Operation Hardstick challenged
FOREIGN traders in Limpopo are heading to the Supreme Court of Appeal (SCA) in a bid to have their rights to do business recognised and stock confiscated by police returned.
Today, the SCA will hear arguments by the Somali Association of SA and the Ethiopian Community of SA, who are demanding that Police Minister Nathi Nhleko, his labour and home affairs counterparts Mildred Oliphant and Malusi Gigaba, respectively, as well as Limpopo safety MEC Mapula Mokaba-Phukwana stop "Operation Hardstick".
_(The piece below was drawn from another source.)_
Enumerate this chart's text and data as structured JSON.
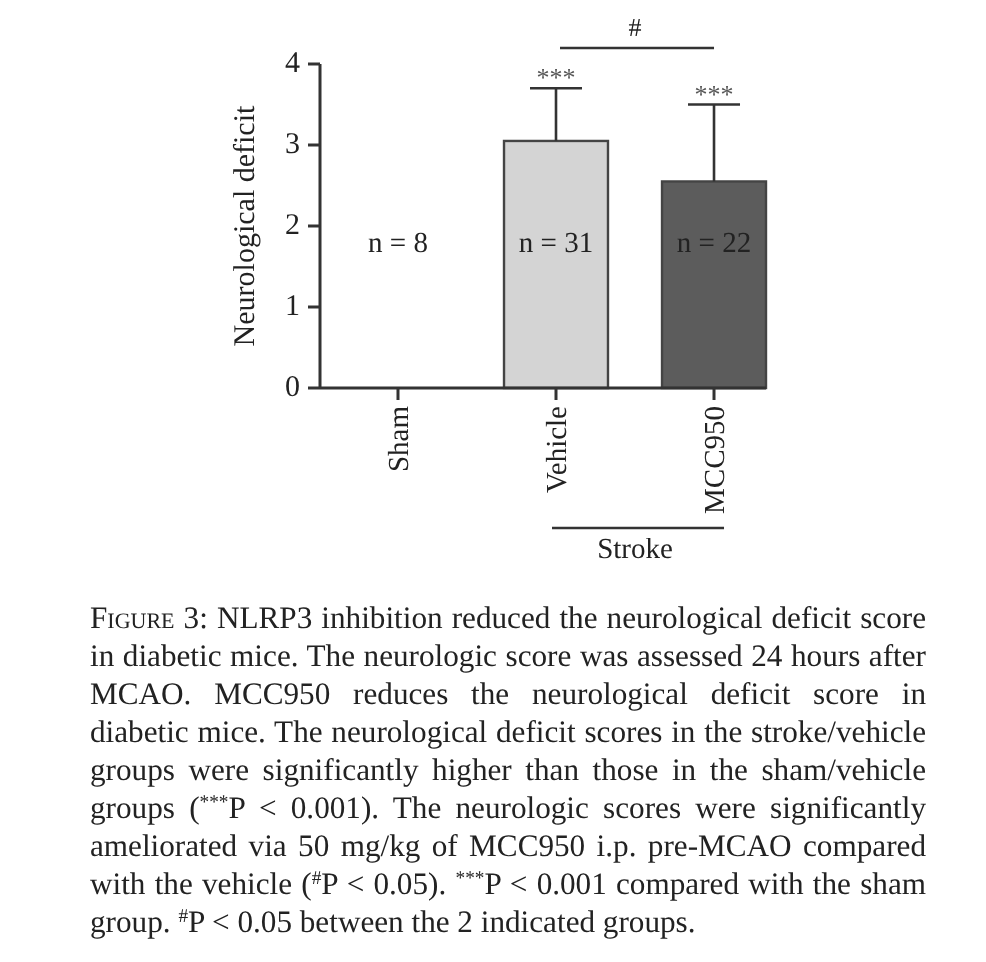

National Police Commissioner General Riah Phiyega, provincial commissioner Lieutenant-General Sehlahle Masemola, the Greater Tubatse and Musina municipalities are also cited as respondents in the case.
Operation Hardstick was initiated by Limpopo police to shut down businesses operating without permits. Some traders and their employees were arrested.
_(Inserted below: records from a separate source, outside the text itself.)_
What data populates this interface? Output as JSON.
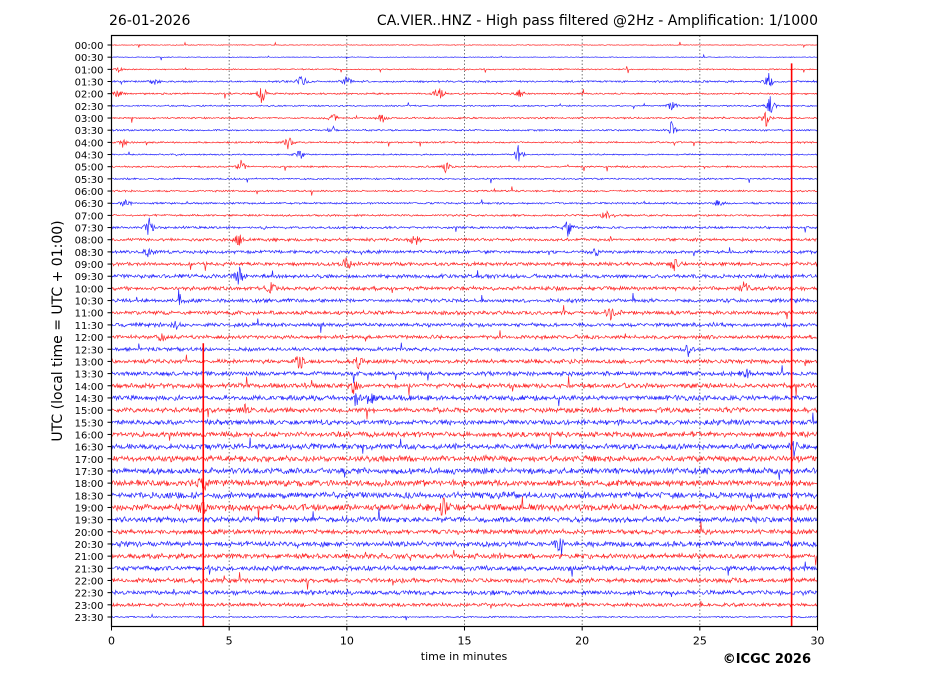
{
  "chart_data": {
    "type": "line",
    "subtype": "helicorder",
    "date": "26-01-2026",
    "title": "CA.VIER..HNZ - High pass filtered @2Hz - Amplification: 1/1000",
    "xlabel": "time in minutes",
    "ylabel": "UTC (local time = UTC + 01:00)",
    "xlim": [
      0,
      30
    ],
    "xticks": [
      "0",
      "5",
      "10",
      "15",
      "20",
      "25",
      "30"
    ],
    "xtick_values": [
      0,
      5,
      10,
      15,
      20,
      25,
      30
    ],
    "grid": "vertical dotted at 5-minute intervals",
    "rows": [
      "00:00",
      "00:30",
      "01:00",
      "01:30",
      "02:00",
      "02:30",
      "03:00",
      "03:30",
      "04:00",
      "04:30",
      "05:00",
      "05:30",
      "06:00",
      "06:30",
      "07:00",
      "07:30",
      "08:00",
      "08:30",
      "09:00",
      "09:30",
      "10:00",
      "10:30",
      "11:00",
      "11:30",
      "12:00",
      "12:30",
      "13:00",
      "13:30",
      "14:00",
      "14:30",
      "15:00",
      "15:30",
      "16:00",
      "16:30",
      "17:00",
      "17:30",
      "18:00",
      "18:30",
      "19:00",
      "19:30",
      "20:00",
      "20:30",
      "21:00",
      "21:30",
      "22:00",
      "22:30",
      "23:00",
      "23:30"
    ],
    "row_colors": [
      "#ff0000",
      "#0000ff"
    ],
    "noise_level": [
      0.3,
      0.3,
      0.5,
      0.8,
      0.7,
      0.6,
      0.7,
      0.7,
      0.7,
      0.6,
      0.7,
      0.7,
      0.7,
      0.8,
      0.8,
      1.0,
      1.2,
      1.3,
      1.5,
      1.6,
      1.6,
      1.5,
      1.6,
      1.6,
      1.5,
      1.5,
      1.7,
      1.8,
      2.0,
      2.1,
      2.0,
      2.1,
      2.2,
      2.3,
      2.4,
      2.5,
      2.6,
      2.6,
      2.7,
      2.3,
      2.0,
      2.2,
      2.1,
      2.0,
      1.9,
      1.8,
      1.5,
      0.6
    ],
    "events": [
      [
        2,
        0.3,
        3
      ],
      [
        3,
        1.8,
        4
      ],
      [
        3,
        8.1,
        10
      ],
      [
        3,
        10.0,
        7
      ],
      [
        3,
        27.9,
        12
      ],
      [
        4,
        0.3,
        5
      ],
      [
        4,
        6.4,
        12
      ],
      [
        4,
        13.9,
        10
      ],
      [
        4,
        17.3,
        6
      ],
      [
        5,
        23.8,
        8
      ],
      [
        5,
        28.0,
        12
      ],
      [
        6,
        9.4,
        8
      ],
      [
        6,
        11.5,
        7
      ],
      [
        6,
        27.8,
        12
      ],
      [
        7,
        9.4,
        6
      ],
      [
        7,
        23.8,
        10
      ],
      [
        8,
        0.5,
        6
      ],
      [
        8,
        7.5,
        8
      ],
      [
        9,
        8.0,
        6
      ],
      [
        9,
        17.3,
        12
      ],
      [
        10,
        5.5,
        7
      ],
      [
        10,
        14.2,
        6
      ],
      [
        13,
        0.6,
        7
      ],
      [
        13,
        25.8,
        5
      ],
      [
        14,
        21.0,
        6
      ],
      [
        15,
        1.6,
        10
      ],
      [
        15,
        19.4,
        9
      ],
      [
        16,
        5.4,
        8
      ],
      [
        16,
        12.9,
        10
      ],
      [
        17,
        1.6,
        8
      ],
      [
        17,
        20.6,
        6
      ],
      [
        18,
        10.0,
        8
      ],
      [
        18,
        23.9,
        8
      ],
      [
        19,
        5.4,
        12
      ],
      [
        20,
        6.8,
        9
      ],
      [
        20,
        26.9,
        7
      ],
      [
        21,
        2.9,
        6
      ],
      [
        22,
        21.2,
        7
      ],
      [
        23,
        2.7,
        7
      ],
      [
        24,
        2.1,
        8
      ],
      [
        25,
        24.5,
        7
      ],
      [
        26,
        8.0,
        10
      ],
      [
        26,
        10.5,
        6
      ],
      [
        27,
        26.9,
        9
      ],
      [
        28,
        10.3,
        10
      ],
      [
        29,
        10.4,
        9
      ],
      [
        29,
        11.1,
        6
      ],
      [
        30,
        5.7,
        8
      ],
      [
        33,
        29.0,
        10
      ],
      [
        36,
        3.9,
        10
      ],
      [
        38,
        3.9,
        8
      ],
      [
        38,
        14.1,
        12
      ],
      [
        41,
        19.0,
        7
      ]
    ],
    "long_signals": [
      {
        "minute": 3.9,
        "from_row": "12:30",
        "to_row": "23:30"
      },
      {
        "minute": 28.9,
        "from_row": "01:00",
        "to_row": "23:30"
      }
    ]
  },
  "footer": {
    "copyright": "©ICGC 2026"
  }
}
The operation led to 600 foreign-owned businesses closing. "We suspended Operation Hardstick pending the finalisation of the foreign traders' case," said Limpopo police spokesman Brigadier Hangwani Mulaudzi.
Somali and Ethiopian traders, who are represented by Lawyers for Human Rights, said police told them the permits must be in their own names and not their landlords and that foreigners are not allowed to run businesses in SA, according to court papers.
Foreign traders also claim they are unable to find employment in SA because of several barriers such as language difficulties, shortage of meaningful skills due to conditions in their countries, competition from local job seekers and xenophobic prejudice.
They say the only means of survival for them is by starting their own businesses.
In September last year, North Gauteng High Court Judge Natvarlal Ranchod dismissed the foreign traders' case, saying the matter fell within the executive sphere of government. The foreign traders are appealing Ranchod's judgment.